Pour intégrer au mieux le senior dans la force de vente, il faut parfois abattre les stéréotypes par de la sensibilisation. Une des clés est de confier au commercial senior, un rôle de référent, où son expertise sera valorisée aux yeux de ses collègues. Il peut également se muer en formateur. « La transmission est un enjeu important lié à la présence de commerciaux seniors dans une équipe, souligne Sylvain Martinet.

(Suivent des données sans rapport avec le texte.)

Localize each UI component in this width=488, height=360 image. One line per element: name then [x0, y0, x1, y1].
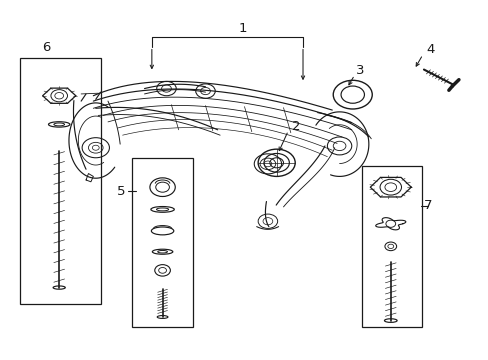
Text: 3: 3 [356, 64, 364, 77]
Bar [132, 158, 193, 327]
Text: 5: 5 [117, 185, 125, 198]
Text: 1: 1 [238, 22, 247, 35]
Text: 6: 6 [42, 41, 50, 54]
Text: 2: 2 [291, 120, 300, 133]
Bar [20, 58, 101, 304]
Text: 4: 4 [426, 43, 434, 56]
Text: 7: 7 [423, 199, 431, 212]
Bar [361, 166, 422, 327]
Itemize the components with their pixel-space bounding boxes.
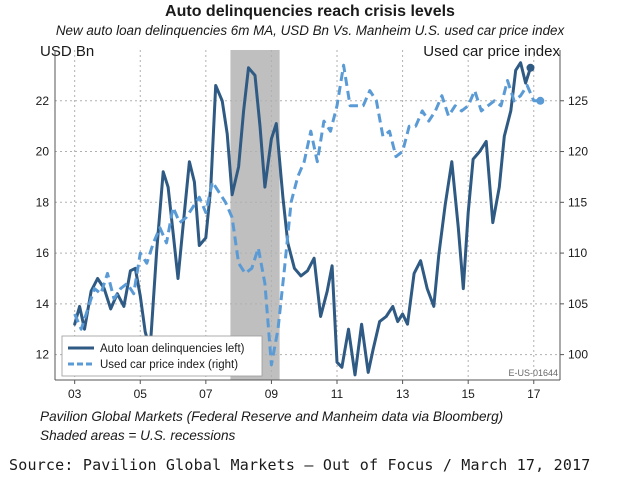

L'expérience va souvent de pair avec la fonction de tuteur dans nos métiers, notamment auprès de nos alternants, une population très présente chez Apicil avec une centaine de recrutements par an ».
Au final, l'enjeu des entreprises est bien d'entretenir une mixité et un équilibre dans leurs équipes, avec des profils variés : hommes, femmes, juniors, seniors, travailleurs en situation de handicap, etc. Chacun contribuant avec son tempérament, son vécu et son enthousiasme, à la richesse humaine de l'entreprise.